Menuju konten utama

Black Marketplace Lahir untuk Melawan Rasisme di Industri Mode

Muncul gelombang kelahiran sejumlah marketplace yang dikelola dan diperuntukkan untuk kelompok kulit hitam. Upaya meruntuhkan rasisme di dunia mode.

Black Marketplace Lahir untuk Melawan Rasisme di Industri Mode
Ilustrasi marketplace fesyen kelompok kulit berwarna. FOTO/iStockphoto

tirto.id - Kala gerakan Black Lives Matter (BLM) memanas pada 2020 kemarin, industri fesyen ikut terseret dalam pusarannya. Pasalnya, industri fesyen sudah lama dikenal sebagai industri yang kental dengan rasisme sistemik. Kelompok kulit hitam seringkali menghadapi tantangan dan kesulitan untuk bisa berkembang dalam industri ini.

Oleh karena itu, BLM kemudian turut menerbitkan dukungan kuat bagi para pelaku fesyen kulit hitam. BLM memicu ruang diskusi, perdebatan, dan perbincangan mengenai inklusifitas di ranah fesyen.

“Kelompok kulit hitam adalah titik fokus pada banyak percakapan dan inspirasi fesyen. Oleh karena itu, seharusnya ada ruang aman bagi desainer kulit hitam agar mereka juga punya kesempatan berkembang dalam industri ini,” kata Edvin Thompson, desainer kelahiran Jamaika pemilik label Theophilio, kepada them.

Teen Vogue mencatat, bisnis milik kelompok kulit hitam mengalami lonjakan konsumen setelah mekarnya gerakan BLM. Pada Juni 2020, pencarian di Google untuk bisnis milik kulit hitam mencapai popularitas tertingginya di Amerika Serikat. Khalayak pun turut memberi dukungan dan mengangkat pembicaraan terkait komunitas kulit hitam di media sosial.

Itu jelaslah sebuah kabar yang menggembirakan, mengingat kuantitas badan usaha milik kelompok kulit hitam sempat mengalami penurunan sebesar 41 persen pada periode Februari-April 2020.

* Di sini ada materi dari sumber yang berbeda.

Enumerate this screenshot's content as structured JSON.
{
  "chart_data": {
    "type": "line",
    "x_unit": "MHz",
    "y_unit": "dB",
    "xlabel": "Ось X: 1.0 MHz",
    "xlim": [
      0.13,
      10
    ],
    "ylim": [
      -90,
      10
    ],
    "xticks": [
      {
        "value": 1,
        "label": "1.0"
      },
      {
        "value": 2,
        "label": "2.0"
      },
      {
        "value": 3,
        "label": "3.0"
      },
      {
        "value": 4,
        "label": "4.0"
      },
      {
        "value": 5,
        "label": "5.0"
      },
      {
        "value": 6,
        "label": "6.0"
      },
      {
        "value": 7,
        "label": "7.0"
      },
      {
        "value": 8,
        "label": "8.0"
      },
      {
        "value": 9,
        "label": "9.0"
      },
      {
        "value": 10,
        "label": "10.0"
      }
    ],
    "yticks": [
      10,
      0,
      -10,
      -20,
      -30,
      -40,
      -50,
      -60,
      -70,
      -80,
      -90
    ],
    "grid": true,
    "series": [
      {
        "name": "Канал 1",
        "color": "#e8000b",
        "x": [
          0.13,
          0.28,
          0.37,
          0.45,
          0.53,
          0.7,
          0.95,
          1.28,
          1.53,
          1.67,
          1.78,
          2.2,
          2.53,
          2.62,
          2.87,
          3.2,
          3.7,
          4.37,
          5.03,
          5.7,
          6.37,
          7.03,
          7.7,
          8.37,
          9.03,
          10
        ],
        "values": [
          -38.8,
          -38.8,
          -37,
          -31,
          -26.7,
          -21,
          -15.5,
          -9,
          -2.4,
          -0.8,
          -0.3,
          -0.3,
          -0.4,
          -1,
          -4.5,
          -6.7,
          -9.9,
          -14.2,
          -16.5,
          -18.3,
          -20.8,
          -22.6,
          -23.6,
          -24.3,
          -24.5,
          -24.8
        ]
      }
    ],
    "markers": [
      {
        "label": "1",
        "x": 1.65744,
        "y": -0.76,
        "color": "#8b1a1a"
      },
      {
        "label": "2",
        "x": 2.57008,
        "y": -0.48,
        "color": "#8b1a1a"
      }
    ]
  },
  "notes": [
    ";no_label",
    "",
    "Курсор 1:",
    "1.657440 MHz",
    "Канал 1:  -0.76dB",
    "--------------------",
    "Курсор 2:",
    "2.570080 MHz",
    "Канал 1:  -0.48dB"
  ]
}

Gerakan BLM juga memicu berbagai upaya untuk melawan rasisme sistemik yang sudah mengakar dalam industri fesyen. Council of Fashion Designers of America (CFDA), contohnya, mengeluarkan pernyataan untuk mempekerjakan talenta kulit hitam di setiap sektor bisnis fesyen pada 1 Juni 2020 lalu. Penyataan itu lantas diikuti berdirinya Black in Fashion Council yang digagas oleh Lindsay Peoples Wagner dan Sandrine Charles.

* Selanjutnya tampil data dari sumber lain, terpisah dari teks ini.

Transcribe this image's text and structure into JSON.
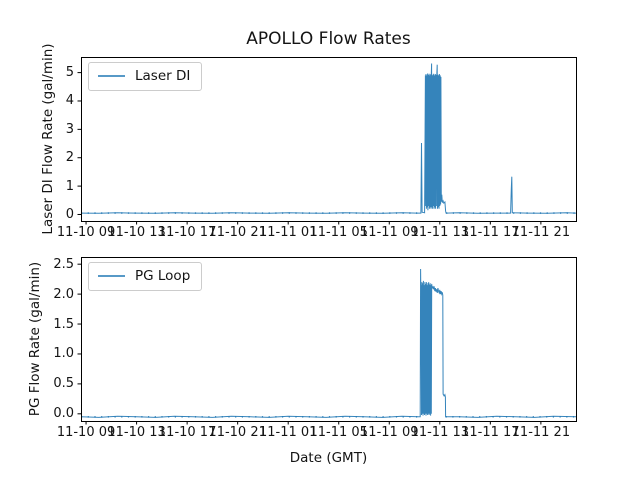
{
  "figure": {
    "title": "APOLLO Flow Rates",
    "xlabel": "Date (GMT)",
    "background": "#ffffff",
    "line_color": "#1f77b4",
    "axis_color": "#000000",
    "text_color": "#141414"
  },
  "chart_data": [
    {
      "type": "line",
      "name": "laser-di",
      "ylabel": "Laser DI Flow Rate (gal/min)",
      "legend_position": "upper left",
      "grid": false,
      "xlim": [
        8.6,
        47.78
      ],
      "ylim": [
        -0.23,
        5.55
      ],
      "y_ticks": [
        0,
        1,
        2,
        3,
        4,
        5
      ],
      "y_tick_labels": [
        "0",
        "1",
        "2",
        "3",
        "4",
        "5"
      ],
      "x_tick_positions": [
        9,
        13,
        17,
        21,
        25,
        29,
        33,
        37,
        41,
        45
      ],
      "x_tick_labels": [
        "11-10 09",
        "11-10 13",
        "11-10 17",
        "11-10 21",
        "11-11 01",
        "11-11 05",
        "11-11 09",
        "11-11 13",
        "11-11 17",
        "11-11 21"
      ],
      "baseline": {
        "value": 0.05,
        "ranges": [
          [
            8.6,
            35.5
          ],
          [
            37.5,
            47.78
          ]
        ]
      },
      "series": [
        {
          "name": "Laser DI",
          "color": "#1f77b4",
          "points": [
            [
              8.6,
              0.05
            ],
            [
              10,
              0.04
            ],
            [
              11.5,
              0.06
            ],
            [
              13,
              0.05
            ],
            [
              14.5,
              0.04
            ],
            [
              16,
              0.06
            ],
            [
              17.5,
              0.05
            ],
            [
              19,
              0.04
            ],
            [
              20.5,
              0.06
            ],
            [
              22,
              0.05
            ],
            [
              23.5,
              0.04
            ],
            [
              25,
              0.06
            ],
            [
              26.5,
              0.05
            ],
            [
              28,
              0.04
            ],
            [
              29.5,
              0.06
            ],
            [
              31,
              0.05
            ],
            [
              32.5,
              0.04
            ],
            [
              34,
              0.06
            ],
            [
              35.2,
              0.05
            ],
            [
              35.5,
              0.05
            ],
            [
              35.55,
              2.52
            ],
            [
              35.6,
              0.08
            ],
            [
              35.8,
              0.06
            ],
            [
              35.86,
              4.9
            ],
            [
              35.88,
              0.3
            ],
            [
              35.91,
              4.95
            ],
            [
              35.94,
              0.2
            ],
            [
              35.97,
              4.9
            ],
            [
              36.0,
              0.25
            ],
            [
              36.03,
              4.97
            ],
            [
              36.06,
              0.15
            ],
            [
              36.09,
              4.92
            ],
            [
              36.12,
              0.3
            ],
            [
              36.15,
              4.96
            ],
            [
              36.18,
              0.2
            ],
            [
              36.21,
              4.9
            ],
            [
              36.24,
              0.25
            ],
            [
              36.27,
              4.94
            ],
            [
              36.3,
              0.2
            ],
            [
              36.33,
              4.95
            ],
            [
              36.35,
              5.32
            ],
            [
              36.37,
              0.25
            ],
            [
              36.4,
              4.9
            ],
            [
              36.43,
              0.2
            ],
            [
              36.46,
              4.93
            ],
            [
              36.49,
              0.3
            ],
            [
              36.52,
              4.96
            ],
            [
              36.55,
              0.2
            ],
            [
              36.58,
              4.9
            ],
            [
              36.61,
              0.25
            ],
            [
              36.64,
              4.95
            ],
            [
              36.67,
              0.2
            ],
            [
              36.7,
              4.92
            ],
            [
              36.73,
              0.3
            ],
            [
              36.76,
              4.9
            ],
            [
              36.79,
              5.28
            ],
            [
              36.82,
              0.2
            ],
            [
              36.85,
              4.93
            ],
            [
              36.88,
              0.25
            ],
            [
              36.91,
              4.9
            ],
            [
              36.94,
              0.2
            ],
            [
              36.97,
              4.95
            ],
            [
              37.0,
              0.3
            ],
            [
              37.03,
              4.9
            ],
            [
              37.06,
              0.35
            ],
            [
              37.09,
              4.85
            ],
            [
              37.12,
              0.45
            ],
            [
              37.16,
              0.7
            ],
            [
              37.2,
              0.42
            ],
            [
              37.26,
              0.48
            ],
            [
              37.32,
              0.4
            ],
            [
              37.4,
              0.44
            ],
            [
              37.46,
              0.12
            ],
            [
              37.5,
              0.05
            ],
            [
              38.5,
              0.06
            ],
            [
              40,
              0.04
            ],
            [
              41.5,
              0.05
            ],
            [
              42.6,
              0.05
            ],
            [
              42.66,
              0.9
            ],
            [
              42.7,
              1.33
            ],
            [
              42.74,
              0.06
            ],
            [
              44,
              0.05
            ],
            [
              45.5,
              0.04
            ],
            [
              47.0,
              0.06
            ],
            [
              47.78,
              0.05
            ]
          ]
        }
      ]
    },
    {
      "type": "line",
      "name": "pg-loop",
      "ylabel": "PG Flow Rate (gal/min)",
      "legend_position": "upper left",
      "grid": false,
      "xlim": [
        8.6,
        47.78
      ],
      "ylim": [
        -0.12,
        2.62
      ],
      "y_ticks": [
        0.0,
        0.5,
        1.0,
        1.5,
        2.0,
        2.5
      ],
      "y_tick_labels": [
        "0.0",
        "0.5",
        "1.0",
        "1.5",
        "2.0",
        "2.5"
      ],
      "x_tick_positions": [
        9,
        13,
        17,
        21,
        25,
        29,
        33,
        37,
        41,
        45
      ],
      "x_tick_labels": [
        "11-10 09",
        "11-10 13",
        "11-10 17",
        "11-10 21",
        "11-11 01",
        "11-11 05",
        "11-11 09",
        "11-11 13",
        "11-11 17",
        "11-11 21"
      ],
      "baseline": {
        "value": -0.05,
        "ranges": [
          [
            8.6,
            35.45
          ],
          [
            37.46,
            47.78
          ]
        ]
      },
      "series": [
        {
          "name": "PG Loop",
          "color": "#1f77b4",
          "points": [
            [
              8.6,
              -0.05
            ],
            [
              10,
              -0.06
            ],
            [
              11.5,
              -0.04
            ],
            [
              13,
              -0.05
            ],
            [
              14.5,
              -0.06
            ],
            [
              16,
              -0.04
            ],
            [
              17.5,
              -0.05
            ],
            [
              19,
              -0.06
            ],
            [
              20.5,
              -0.04
            ],
            [
              22,
              -0.05
            ],
            [
              23.5,
              -0.06
            ],
            [
              25,
              -0.04
            ],
            [
              26.5,
              -0.05
            ],
            [
              28,
              -0.06
            ],
            [
              29.5,
              -0.04
            ],
            [
              31,
              -0.05
            ],
            [
              32.5,
              -0.06
            ],
            [
              34,
              -0.04
            ],
            [
              35.3,
              -0.05
            ],
            [
              35.45,
              -0.05
            ],
            [
              35.48,
              2.42
            ],
            [
              35.5,
              1.9
            ],
            [
              35.52,
              2.15
            ],
            [
              35.55,
              -0.02
            ],
            [
              35.58,
              2.2
            ],
            [
              35.61,
              0.0
            ],
            [
              35.64,
              2.18
            ],
            [
              35.67,
              -0.03
            ],
            [
              35.7,
              2.22
            ],
            [
              35.73,
              0.0
            ],
            [
              35.76,
              2.15
            ],
            [
              35.79,
              -0.02
            ],
            [
              35.82,
              2.2
            ],
            [
              35.85,
              0.0
            ],
            [
              35.88,
              2.17
            ],
            [
              35.91,
              -0.03
            ],
            [
              35.94,
              2.2
            ],
            [
              35.97,
              0.0
            ],
            [
              36.0,
              2.15
            ],
            [
              36.03,
              -0.02
            ],
            [
              36.06,
              2.18
            ],
            [
              36.09,
              0.0
            ],
            [
              36.12,
              2.2
            ],
            [
              36.15,
              -0.02
            ],
            [
              36.18,
              2.16
            ],
            [
              36.21,
              0.0
            ],
            [
              36.24,
              2.18
            ],
            [
              36.27,
              -0.03
            ],
            [
              36.3,
              2.15
            ],
            [
              36.33,
              0.0
            ],
            [
              36.36,
              2.17
            ],
            [
              36.39,
              2.1
            ],
            [
              36.45,
              2.12
            ],
            [
              36.5,
              2.08
            ],
            [
              36.55,
              2.13
            ],
            [
              36.6,
              2.05
            ],
            [
              36.65,
              2.1
            ],
            [
              36.7,
              2.04
            ],
            [
              36.75,
              2.08
            ],
            [
              36.8,
              2.02
            ],
            [
              36.85,
              2.1
            ],
            [
              36.9,
              2.05
            ],
            [
              36.95,
              2.02
            ],
            [
              37.0,
              2.07
            ],
            [
              37.05,
              2.0
            ],
            [
              37.1,
              2.05
            ],
            [
              37.15,
              2.0
            ],
            [
              37.2,
              2.03
            ],
            [
              37.24,
              1.98
            ],
            [
              37.26,
              0.33
            ],
            [
              37.34,
              0.3
            ],
            [
              37.4,
              0.32
            ],
            [
              37.44,
              0.28
            ],
            [
              37.46,
              -0.05
            ],
            [
              38.5,
              -0.05
            ],
            [
              40,
              -0.06
            ],
            [
              41.5,
              -0.04
            ],
            [
              43,
              -0.05
            ],
            [
              44.5,
              -0.06
            ],
            [
              46,
              -0.04
            ],
            [
              47.78,
              -0.05
            ]
          ]
        }
      ]
    }
  ]
}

Sementara itu, dari segi bisnis, muncul gelombang kelahiran sejumlah blackmarketplace yang digagas, dikelola, dan khusus menjual produk fesyen dari para desainer kulit hitam. Lokapasar khusus itu dimaksudkan untuk mempermudah para pebisnis kulit hitam untuk memasarkan produk fesyennya.

Lokapasar Kulit Hitam

Lokapasar yang dimiliki oleh komunitas kulit hitam sebenarnya bukan hal yang benar-benar baru. Ada nama-nama terkenal, seperti Inkloo, Geenie, dan Amp Beauty LA, yang sudah jamak dirujuk sebagai lokapasar untuk produk kosmetik dan busana. Tak sekadar menangguk profit, mereka juga membawa semangat dan nilai-nilai antirasisme.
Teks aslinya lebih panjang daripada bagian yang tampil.